Sodom Laurel Album.  Photographs, oral histories, and text by Rob Amberg. 167 pages, 136 photographs, audio CD. Chapel Hill: University of North Carolina Press (in association with the Center for Documentary Studies), 2002. $45.00 cloth.    

     Rob Amberg came to the North Carolina mountains in 1973, a 26-year-old refugee from the suburbs of Washington, D.C. By his own admission, he arrived with stars in his eyes, afflicted by nostalgia for a past he’d never had and a place he’d never known. He worked at various jobs in the area for a couple of years, then found a position as a part-time photography instructor and archivist at Mars Hill College, not far from Asheville. One afternoon, a student took him to meet her 77-year-old great-aunt, Dellie Norton, a traditional Appalachian singer who had gained a modest degree of recognition during the folk revival of the 1960s and owner of a small mountain farm near the tiny community of Sodom Laurel. Ms. Norton and Amberg got along well, and before long he was staying in her spare bedroom and helping with the farm chores. He was also making a lot of pictures. Though he didn’t know it at the time, he had started on a project that would take 27 years to complete.
    Sodom Laurel Album is a good book. It succeeds quite nicely at much of what documentary photography does well. Amberg’s photographs tell us a lot, most of it well worth knowing, about people whose lives are unlike our own. His pictures make us privy to many of the facts of life in Sodom Laurel—the difficult topography its residents contend with every day, the houses they live in, the work they do, and the relationships they form—in ways that neither threaten, belittle, nor stereotype those facts. That’s no small accomplishment. Nor is there reason to doubt Amberg’s sensitivity and sincerity. He became deeply involved with the Sodom Laurel community over the years, living and working there for various periods of time, and this involvement shows in the easy familiarity of his pictures. None of the images seems intrusive or stolen, and even though some of the photographs are posed (portraits for the most part), none feels artificial. It’s evident in his pictures that he has a deep and abiding regard for many of the people he came to know in Sodom Laurel.
     Amberg’s photographs didn’t come by this relaxed, open quality easily. In the preface to Sodom Laurel Album, he shows that he’s thought long and hard enough about documentary photography to understand some of its shortcomings, especially the dangers posed by stereotypes—both building upon already-existing stereotypes and helping to create new ones—and photography’s inherent superficiality. The way in which the book’s pictures and texts (some of the words are Amberg’s, others are passages from recorded oral histories he conducted with Sodom Laurel residents) supplement one another is proof of intelligent engagement with these issues. Sodom Laurel Album avoids stereotypes by sometimes surprising us and occasionally even allowing image and text to contradict one another, and it achieves greater depth than many photographic documentaries by allowing words and pictures to work together in partnership rather than having one or the other dominate. Amberg also writes about how his understanding of the project grew over the years, making a slow evolution from "objective" documentary study to more subjective personal narrative.
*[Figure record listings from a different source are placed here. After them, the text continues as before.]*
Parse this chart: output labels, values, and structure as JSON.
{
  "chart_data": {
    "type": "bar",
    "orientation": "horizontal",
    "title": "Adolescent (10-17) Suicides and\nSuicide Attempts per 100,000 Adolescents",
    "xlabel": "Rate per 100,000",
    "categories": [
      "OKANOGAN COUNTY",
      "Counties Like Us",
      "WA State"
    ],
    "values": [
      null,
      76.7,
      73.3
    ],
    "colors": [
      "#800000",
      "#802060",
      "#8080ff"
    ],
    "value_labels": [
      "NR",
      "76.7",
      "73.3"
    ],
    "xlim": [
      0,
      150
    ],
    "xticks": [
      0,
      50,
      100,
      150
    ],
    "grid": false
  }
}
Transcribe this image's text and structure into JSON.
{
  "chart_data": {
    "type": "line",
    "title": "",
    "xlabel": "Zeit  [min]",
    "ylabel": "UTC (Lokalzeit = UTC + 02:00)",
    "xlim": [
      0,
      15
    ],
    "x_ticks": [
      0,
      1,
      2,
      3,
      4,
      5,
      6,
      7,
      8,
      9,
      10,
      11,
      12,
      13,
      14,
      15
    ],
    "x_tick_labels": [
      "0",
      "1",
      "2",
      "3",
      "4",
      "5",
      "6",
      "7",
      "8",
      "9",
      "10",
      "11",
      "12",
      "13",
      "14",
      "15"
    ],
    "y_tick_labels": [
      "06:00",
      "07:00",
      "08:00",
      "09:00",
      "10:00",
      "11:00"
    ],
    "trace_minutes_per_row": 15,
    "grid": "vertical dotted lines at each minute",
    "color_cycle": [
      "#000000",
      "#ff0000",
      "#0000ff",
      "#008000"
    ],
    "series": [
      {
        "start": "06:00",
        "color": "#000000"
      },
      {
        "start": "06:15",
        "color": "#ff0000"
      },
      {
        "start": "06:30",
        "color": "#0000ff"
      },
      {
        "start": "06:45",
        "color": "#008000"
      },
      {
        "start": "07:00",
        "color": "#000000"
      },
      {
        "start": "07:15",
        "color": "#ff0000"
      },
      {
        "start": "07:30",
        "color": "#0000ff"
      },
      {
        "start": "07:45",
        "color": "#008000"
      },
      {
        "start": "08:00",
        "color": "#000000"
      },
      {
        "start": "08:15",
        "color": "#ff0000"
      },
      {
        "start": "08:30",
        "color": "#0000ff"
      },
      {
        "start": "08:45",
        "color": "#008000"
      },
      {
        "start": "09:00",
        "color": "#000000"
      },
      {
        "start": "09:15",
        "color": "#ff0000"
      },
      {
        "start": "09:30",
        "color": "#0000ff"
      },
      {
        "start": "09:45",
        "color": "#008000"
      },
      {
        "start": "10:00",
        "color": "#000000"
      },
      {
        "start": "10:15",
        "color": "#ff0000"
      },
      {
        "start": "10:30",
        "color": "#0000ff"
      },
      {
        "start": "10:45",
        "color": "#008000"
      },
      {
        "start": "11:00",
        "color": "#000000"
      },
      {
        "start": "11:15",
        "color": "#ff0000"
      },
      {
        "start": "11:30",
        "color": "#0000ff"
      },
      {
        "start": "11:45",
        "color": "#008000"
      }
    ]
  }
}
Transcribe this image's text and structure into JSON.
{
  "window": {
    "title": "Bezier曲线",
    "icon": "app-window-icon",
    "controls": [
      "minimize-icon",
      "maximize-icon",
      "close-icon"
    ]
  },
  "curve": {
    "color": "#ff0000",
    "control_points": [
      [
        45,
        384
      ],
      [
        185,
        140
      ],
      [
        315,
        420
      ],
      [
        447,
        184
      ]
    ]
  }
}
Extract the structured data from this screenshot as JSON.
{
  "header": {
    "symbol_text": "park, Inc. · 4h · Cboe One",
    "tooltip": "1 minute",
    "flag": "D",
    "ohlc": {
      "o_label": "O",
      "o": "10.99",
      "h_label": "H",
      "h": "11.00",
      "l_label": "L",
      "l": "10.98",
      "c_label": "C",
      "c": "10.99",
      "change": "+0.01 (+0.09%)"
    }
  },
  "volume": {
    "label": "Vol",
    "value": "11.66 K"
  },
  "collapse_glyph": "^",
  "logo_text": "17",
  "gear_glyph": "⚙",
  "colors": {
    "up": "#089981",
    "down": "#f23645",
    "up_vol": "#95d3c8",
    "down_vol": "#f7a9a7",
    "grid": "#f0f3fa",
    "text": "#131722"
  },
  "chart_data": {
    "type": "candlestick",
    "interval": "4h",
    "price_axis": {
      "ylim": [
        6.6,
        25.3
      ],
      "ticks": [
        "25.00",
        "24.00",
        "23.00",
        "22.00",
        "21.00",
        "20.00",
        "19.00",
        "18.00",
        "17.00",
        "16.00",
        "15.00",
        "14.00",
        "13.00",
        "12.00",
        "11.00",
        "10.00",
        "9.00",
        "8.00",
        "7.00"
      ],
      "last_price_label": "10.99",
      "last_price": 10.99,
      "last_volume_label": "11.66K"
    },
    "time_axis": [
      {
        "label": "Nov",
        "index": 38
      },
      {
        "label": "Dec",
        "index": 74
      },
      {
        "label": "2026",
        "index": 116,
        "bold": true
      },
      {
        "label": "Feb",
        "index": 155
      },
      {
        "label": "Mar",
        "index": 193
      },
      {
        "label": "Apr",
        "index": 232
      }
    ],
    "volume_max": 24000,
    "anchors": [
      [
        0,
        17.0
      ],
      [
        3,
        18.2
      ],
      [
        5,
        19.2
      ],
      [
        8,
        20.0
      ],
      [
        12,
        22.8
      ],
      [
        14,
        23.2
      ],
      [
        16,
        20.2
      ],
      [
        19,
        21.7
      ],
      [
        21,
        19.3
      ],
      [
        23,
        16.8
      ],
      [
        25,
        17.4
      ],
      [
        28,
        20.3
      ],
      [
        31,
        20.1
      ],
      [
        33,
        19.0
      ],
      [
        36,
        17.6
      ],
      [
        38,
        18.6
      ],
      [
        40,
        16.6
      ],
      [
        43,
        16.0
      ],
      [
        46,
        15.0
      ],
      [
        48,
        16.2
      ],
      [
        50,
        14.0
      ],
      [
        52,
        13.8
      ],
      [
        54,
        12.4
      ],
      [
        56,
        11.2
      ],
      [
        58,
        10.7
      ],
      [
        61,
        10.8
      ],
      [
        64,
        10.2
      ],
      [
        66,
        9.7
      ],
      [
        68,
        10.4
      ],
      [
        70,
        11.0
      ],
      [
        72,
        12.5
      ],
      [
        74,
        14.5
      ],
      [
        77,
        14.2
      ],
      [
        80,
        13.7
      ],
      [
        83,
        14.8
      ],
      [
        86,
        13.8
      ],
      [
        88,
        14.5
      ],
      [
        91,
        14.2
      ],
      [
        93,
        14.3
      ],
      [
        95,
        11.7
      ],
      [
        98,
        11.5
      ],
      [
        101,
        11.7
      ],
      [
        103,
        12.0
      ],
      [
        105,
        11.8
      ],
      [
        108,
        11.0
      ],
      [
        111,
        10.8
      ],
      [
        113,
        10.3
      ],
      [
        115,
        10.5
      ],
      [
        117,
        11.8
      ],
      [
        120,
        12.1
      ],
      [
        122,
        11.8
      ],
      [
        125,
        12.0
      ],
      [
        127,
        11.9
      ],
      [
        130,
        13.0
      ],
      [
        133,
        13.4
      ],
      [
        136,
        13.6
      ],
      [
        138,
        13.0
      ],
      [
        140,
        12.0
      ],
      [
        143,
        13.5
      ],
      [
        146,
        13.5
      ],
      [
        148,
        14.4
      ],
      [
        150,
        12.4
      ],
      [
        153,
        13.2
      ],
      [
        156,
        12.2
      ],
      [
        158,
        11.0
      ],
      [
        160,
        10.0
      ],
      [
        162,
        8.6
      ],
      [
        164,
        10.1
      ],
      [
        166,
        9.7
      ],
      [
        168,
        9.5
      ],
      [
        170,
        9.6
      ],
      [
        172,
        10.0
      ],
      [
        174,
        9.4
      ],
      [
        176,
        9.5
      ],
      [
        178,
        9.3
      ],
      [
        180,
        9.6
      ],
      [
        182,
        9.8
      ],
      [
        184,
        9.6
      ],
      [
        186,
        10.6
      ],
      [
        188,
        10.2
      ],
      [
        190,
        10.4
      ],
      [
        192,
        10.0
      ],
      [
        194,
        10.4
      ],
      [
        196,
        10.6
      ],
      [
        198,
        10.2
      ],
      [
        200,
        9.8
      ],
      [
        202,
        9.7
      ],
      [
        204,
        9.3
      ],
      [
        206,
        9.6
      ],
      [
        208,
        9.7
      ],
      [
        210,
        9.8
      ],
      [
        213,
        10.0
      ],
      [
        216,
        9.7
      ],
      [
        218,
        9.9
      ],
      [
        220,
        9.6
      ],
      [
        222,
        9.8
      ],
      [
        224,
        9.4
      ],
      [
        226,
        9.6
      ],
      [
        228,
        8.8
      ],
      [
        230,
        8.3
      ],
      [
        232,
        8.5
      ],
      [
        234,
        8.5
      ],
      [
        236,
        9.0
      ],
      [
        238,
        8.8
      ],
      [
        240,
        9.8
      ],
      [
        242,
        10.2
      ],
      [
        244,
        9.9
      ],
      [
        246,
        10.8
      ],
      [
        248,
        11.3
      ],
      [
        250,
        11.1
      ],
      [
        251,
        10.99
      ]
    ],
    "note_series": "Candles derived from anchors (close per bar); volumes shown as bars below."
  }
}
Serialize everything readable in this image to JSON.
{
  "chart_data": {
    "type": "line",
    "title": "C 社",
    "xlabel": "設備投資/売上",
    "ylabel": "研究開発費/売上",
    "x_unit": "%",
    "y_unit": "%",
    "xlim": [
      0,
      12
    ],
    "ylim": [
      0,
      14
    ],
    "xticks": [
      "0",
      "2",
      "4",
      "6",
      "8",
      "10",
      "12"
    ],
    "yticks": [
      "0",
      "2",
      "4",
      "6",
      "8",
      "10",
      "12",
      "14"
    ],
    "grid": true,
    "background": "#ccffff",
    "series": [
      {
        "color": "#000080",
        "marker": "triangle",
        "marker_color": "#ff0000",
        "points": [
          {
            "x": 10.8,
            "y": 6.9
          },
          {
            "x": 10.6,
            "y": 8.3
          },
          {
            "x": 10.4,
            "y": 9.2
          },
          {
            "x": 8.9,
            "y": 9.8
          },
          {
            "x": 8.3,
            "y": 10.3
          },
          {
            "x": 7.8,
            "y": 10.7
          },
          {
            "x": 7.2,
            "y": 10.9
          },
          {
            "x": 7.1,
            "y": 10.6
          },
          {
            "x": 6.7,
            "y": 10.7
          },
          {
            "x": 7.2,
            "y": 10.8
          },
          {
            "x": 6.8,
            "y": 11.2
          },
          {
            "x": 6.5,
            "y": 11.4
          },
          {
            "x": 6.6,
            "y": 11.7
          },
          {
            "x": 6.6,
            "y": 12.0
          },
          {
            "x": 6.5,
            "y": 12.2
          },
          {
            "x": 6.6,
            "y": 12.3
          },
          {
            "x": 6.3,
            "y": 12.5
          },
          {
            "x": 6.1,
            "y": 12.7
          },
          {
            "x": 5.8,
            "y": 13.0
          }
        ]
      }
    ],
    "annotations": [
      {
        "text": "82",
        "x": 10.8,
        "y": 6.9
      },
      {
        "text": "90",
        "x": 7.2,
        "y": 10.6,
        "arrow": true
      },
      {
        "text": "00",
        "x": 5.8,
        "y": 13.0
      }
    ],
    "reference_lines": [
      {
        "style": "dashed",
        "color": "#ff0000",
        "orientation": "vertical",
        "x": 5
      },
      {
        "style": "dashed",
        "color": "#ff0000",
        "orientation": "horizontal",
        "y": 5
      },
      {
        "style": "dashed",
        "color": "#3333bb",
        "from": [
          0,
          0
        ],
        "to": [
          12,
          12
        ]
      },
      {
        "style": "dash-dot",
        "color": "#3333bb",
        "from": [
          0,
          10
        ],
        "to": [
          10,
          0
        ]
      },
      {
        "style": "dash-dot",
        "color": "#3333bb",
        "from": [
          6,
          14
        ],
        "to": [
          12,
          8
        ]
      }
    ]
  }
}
Here, too, Sodom Laurel Album provides more food for thought than many documentaries.
     All these nice things said (and meant), there’s still something that bothers me about Sodom Laurel Album. I had hoped to dismiss it as a mere quibble, but it seems to be demanding more attention than that. Essentially, my complaint is that the book seems all too much like what it says it is—an album. We learn a lot about various aspects of life in and around Sodom Laurel, but not much about the community’s center—whatever it is that holds the place and its people together. It’s difficult to say, in any specific sense, what the book’s about. Parts of it are devoted to the life of Dellie Norton, her extended family, and her small mountain farm. Other segments focus on her adopted disabled son Junior (actually a much younger cousin whose parent "gave" him to Dellie when he was small); area musicians and their travels to festivals in "foreign" places (the price of purchase includes an audio CD made by musicians with ties to the community); Sodom Laurel’s younger generation(s); public social events (family reunions, cemetery clean-ups, and the like); and tobacco agriculture. This last seems only tangentially related to Sodom Laurel. Although a few of the tobacco pictures are from Dellie Norton’s farm (taken in the mid-1970s, early on in Amberg’s project), most come from different times and places, some of them, apparently, not all that close to Sodom Laurel. My complaint is not, however, that Amberg casts his net too wide; instead, it’s that he hasn’t made (or allowed) these disparate groups of very fine pictures to hang together, to cohere, as well as they should (and surely could). Perhaps the fact that the photographs were all made by the same person in more or less the same place is focal point enough, but that places the center of attention on Amberg and his pictures rather than on their subjects. Judging from the self-effacing way he’s photographed and written about the people of Sodom Laurel, I don’t think that’s where he would want the focus to be.
     In the final analysis, though, it’s still a very nice book. Anyone interested in rural America, especially the interplay between traditional lifestyles and encroaching modernity, should be sure not to miss it.